Google's new controversial decision
Replacing cookies was a big thing that was talked about a lot and little was known at the same time - now all we knew was "cat by the tail" once again…
Replacing cookies was a big thing that was talked about a lot and little was known at the same time.
Google first decided to abandon the concept of web cookies that collect user data by tracking them online.
Mozilla Firefox, DuckDuckGo, Vivaldi, Brave, Opera, and many other web browsers have long offered advanced tools that can significantly control cookies and better keep user data intact.
The transition from cookies to some less aggressive method of tracking users has been developed for some time by Google itself, which first announced FloC in March of the previous year (2021), and less than a year later announced that it was giving up FloC.
Somehow the proverbial FloC was followed by many controversies, because Google inserted as many as five percent of active users into the test machine via Chrome browser, without them even knowing it, and FloC technology itself has not been fully explained to date.

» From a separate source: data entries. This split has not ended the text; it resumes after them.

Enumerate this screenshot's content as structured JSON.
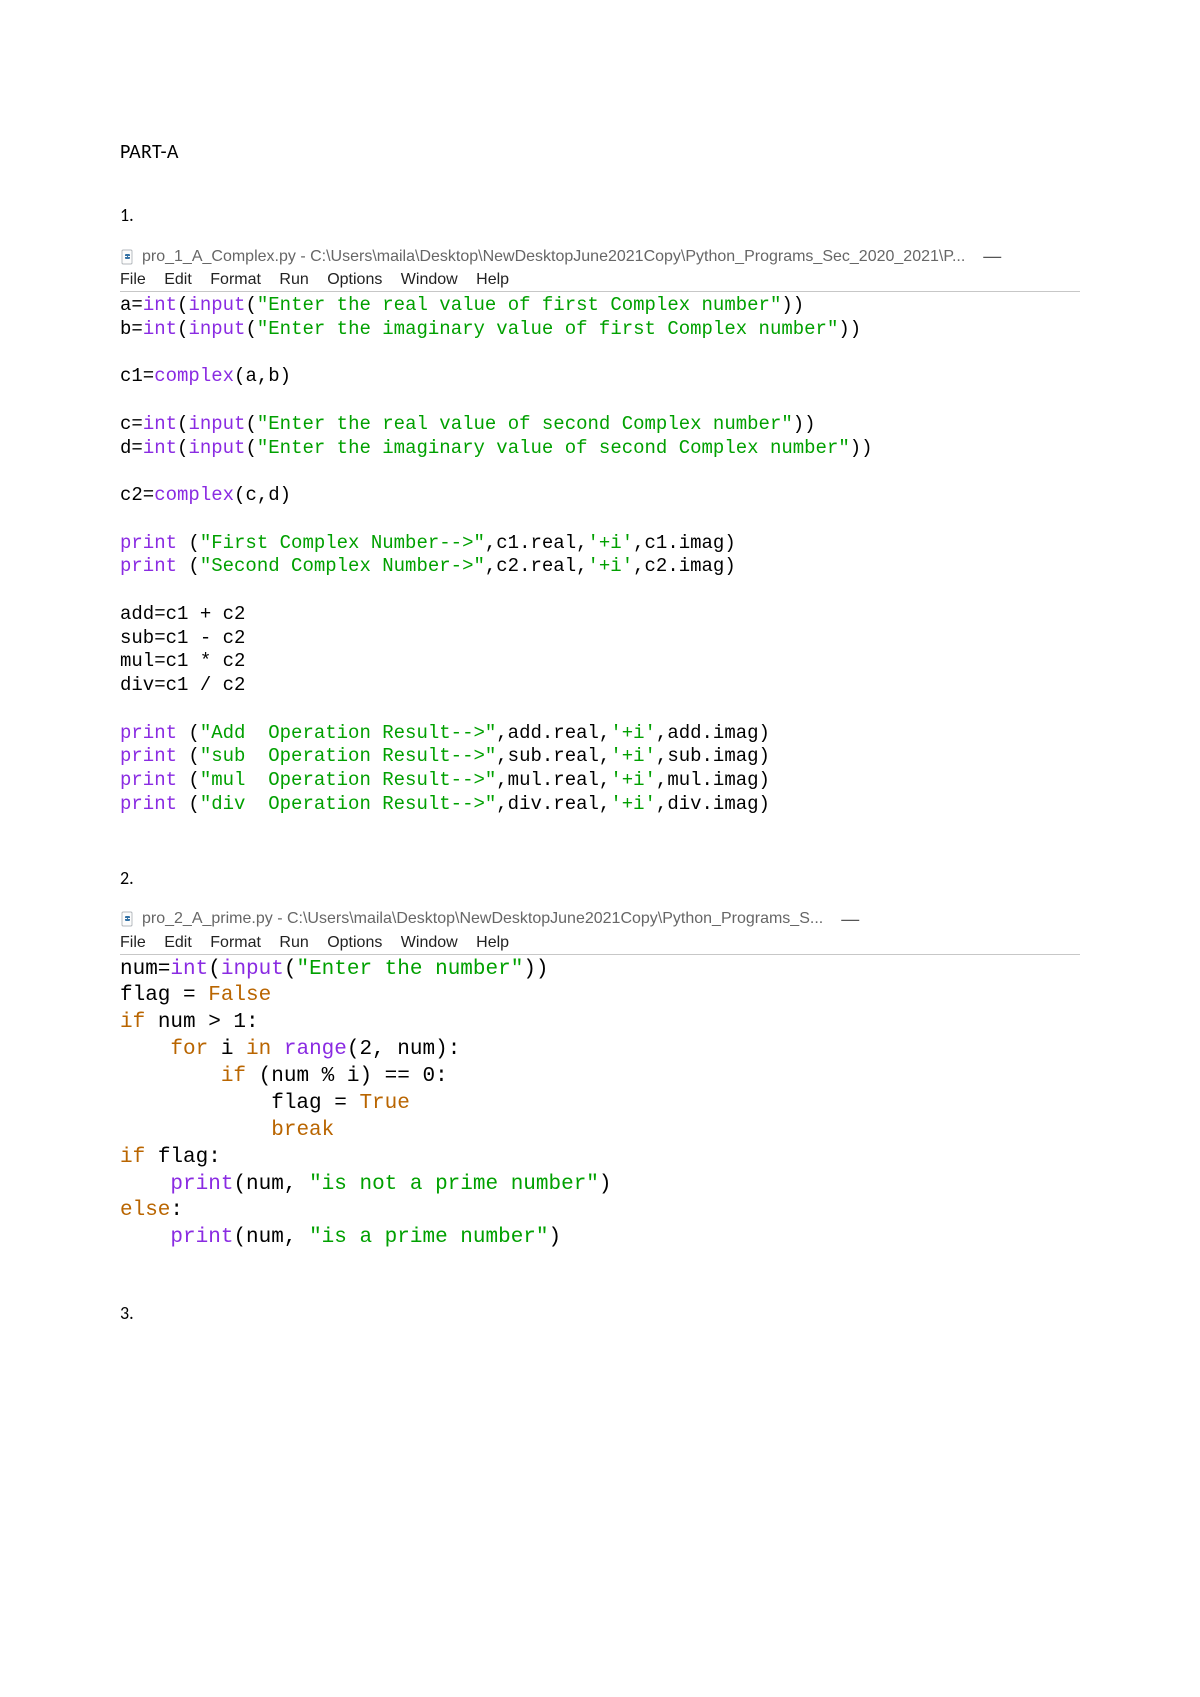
{
  "headings": {
    "part": "PART-A",
    "n1": "1.",
    "n2": "2.",
    "n3": "3."
  },
  "ide1": {
    "title": "pro_1_A_Complex.py - C:\\Users\\maila\\Desktop\\NewDesktopJune2021Copy\\Python_Programs_Sec_2020_2021\\P...",
    "dash": "—",
    "menus": {
      "file": "File",
      "edit": "Edit",
      "format": "Format",
      "run": "Run",
      "options": "Options",
      "window": "Window",
      "help": "Help"
    }
  },
  "code1": {
    "l1_a": "a=",
    "l1_b": "int",
    "l1_c": "(",
    "l1_d": "input",
    "l1_e": "(",
    "l1_f": "\"Enter the real value of first Complex number\"",
    "l1_g": "))",
    "l2_a": "b=",
    "l2_b": "int",
    "l2_c": "(",
    "l2_d": "input",
    "l2_e": "(",
    "l2_f": "\"Enter the imaginary value of first Complex number\"",
    "l2_g": "))",
    "l3_a": "c1=",
    "l3_b": "complex",
    "l3_c": "(a,b)",
    "l4_a": "c=",
    "l4_b": "int",
    "l4_c": "(",
    "l4_d": "input",
    "l4_e": "(",
    "l4_f": "\"Enter the real value of second Complex number\"",
    "l4_g": "))",
    "l5_a": "d=",
    "l5_b": "int",
    "l5_c": "(",
    "l5_d": "input",
    "l5_e": "(",
    "l5_f": "\"Enter the imaginary value of second Complex number\"",
    "l5_g": "))",
    "l6_a": "c2=",
    "l6_b": "complex",
    "l6_c": "(c,d)",
    "l7_a": "print",
    "l7_b": " (",
    "l7_c": "\"First Complex Number-->\"",
    "l7_d": ",c1.real,",
    "l7_e": "'+i'",
    "l7_f": ",c1.imag)",
    "l8_a": "print",
    "l8_b": " (",
    "l8_c": "\"Second Complex Number->\"",
    "l8_d": ",c2.real,",
    "l8_e": "'+i'",
    "l8_f": ",c2.imag)",
    "l9": "add=c1 + c2",
    "l10": "sub=c1 - c2",
    "l11": "mul=c1 * c2",
    "l12": "div=c1 / c2",
    "l13_a": "print",
    "l13_b": " (",
    "l13_c": "\"Add  Operation Result-->\"",
    "l13_d": ",add.real,",
    "l13_e": "'+i'",
    "l13_f": ",add.imag)",
    "l14_a": "print",
    "l14_b": " (",
    "l14_c": "\"sub  Operation Result-->\"",
    "l14_d": ",sub.real,",
    "l14_e": "'+i'",
    "l14_f": ",sub.imag)",
    "l15_a": "print",
    "l15_b": " (",
    "l15_c": "\"mul  Operation Result-->\"",
    "l15_d": ",mul.real,",
    "l15_e": "'+i'",
    "l15_f": ",mul.imag)",
    "l16_a": "print",
    "l16_b": " (",
    "l16_c": "\"div  Operation Result-->\"",
    "l16_d": ",div.real,",
    "l16_e": "'+i'",
    "l16_f": ",div.imag)"
  },
  "ide2": {
    "title": "pro_2_A_prime.py - C:\\Users\\maila\\Desktop\\NewDesktopJune2021Copy\\Python_Programs_S...",
    "dash": "—",
    "menus": {
      "file": "File",
      "edit": "Edit",
      "format": "Format",
      "run": "Run",
      "options": "Options",
      "window": "Window",
      "help": "Help"
    }
  },
  "code2": {
    "l1_a": "num=",
    "l1_b": "int",
    "l1_c": "(",
    "l1_d": "input",
    "l1_e": "(",
    "l1_f": "\"Enter the number\"",
    "l1_g": "))",
    "l2_a": "flag = ",
    "l2_b": "False",
    "l3_a": "if",
    "l3_b": " num > 1:",
    "l4_a": "    ",
    "l4_b": "for",
    "l4_c": " i ",
    "l4_d": "in",
    "l4_e": " ",
    "l4_f": "range",
    "l4_g": "(2, num):",
    "l5_a": "        ",
    "l5_b": "if",
    "l5_c": " (num % i) == 0:",
    "l6_a": "            flag = ",
    "l6_b": "True",
    "l7_a": "            ",
    "l7_b": "break",
    "l8_a": "if",
    "l8_b": " flag:",
    "l9_a": "    ",
    "l9_b": "print",
    "l9_c": "(num, ",
    "l9_d": "\"is not a prime number\"",
    "l9_e": ")",
    "l10_a": "else",
    "l10_b": ":",
    "l11_a": "    ",
    "l11_b": "print",
    "l11_c": "(num, ",
    "l11_d": "\"is a prime number\"",
    "l11_e": ")"
  }
}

Since Google has already given up on it and it shouldn't intrigue you much, but for those who want to know, FloC is designed to replace cookies, which will be removed and will not be based on a single user, rather than in a group, which in theory increases the privacy of all who use it, because it is not an individual user who is observed, but a group entity in which those users figure without personal tags.
But enough about FloC, which obviously won't even arrive, at least not soon… Topics API Introduced
Google has also officially announced that it will move to Topics and introduced the Topics API, a new advertising system based on user interests. Topics work by assigning five interests to each Internet user each week to place ads on the user. Five interests, for example, Fitness or Travel & Transportation, are based on users' internet visits and the interests they show on sites that participate in the Topics system.

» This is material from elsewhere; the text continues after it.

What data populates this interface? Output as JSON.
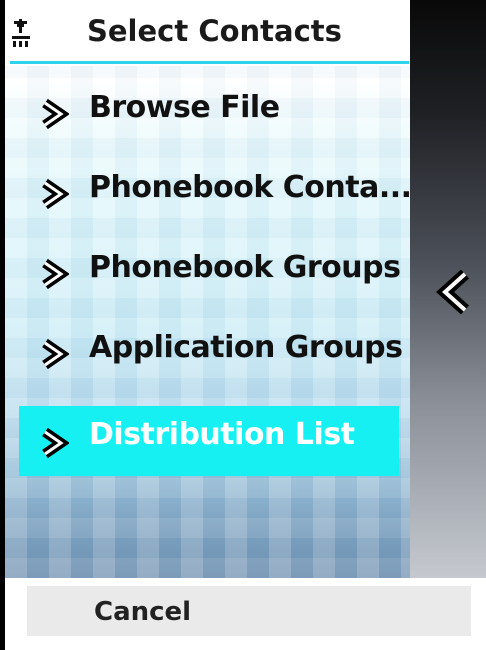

Internet browsers, Chrome, and everyone who is part of the Topics system will keep five weekly interests for three weeks, then delete them, and Google claims that interests will be collected exclusively from personal devices and that third-party servers, external and Google will be excluded servers.
When a user visits the site, the Topics system will show the user's three interests and the advertiser's partners, based on one of the strongest interests in the last three weeks.
Currently, Topics has over 350 interests in the system, but Google says that there will soon be over several thousand of them, in order to profile the interests of each user as closely as possible. However, Google claims that Topics will not collect user-sensitive data, such as gender or race, for example, and if you use Chrome, unlike other browsers, you will have tools that are not yet ready but evolving, which you will be able to edit interests or delete them.
Google will have to be very fast, because in 2023 when the replacement of cookies was planned, first with FloC, and now with Topics. Safer than FloC, but…
FloC has never been well received by privacy and cybersecurity experts because, according to their findings, FloC has enabled Google partners to identify users very accurately. Topics is a step towards better internet, but not necessarily an improvement.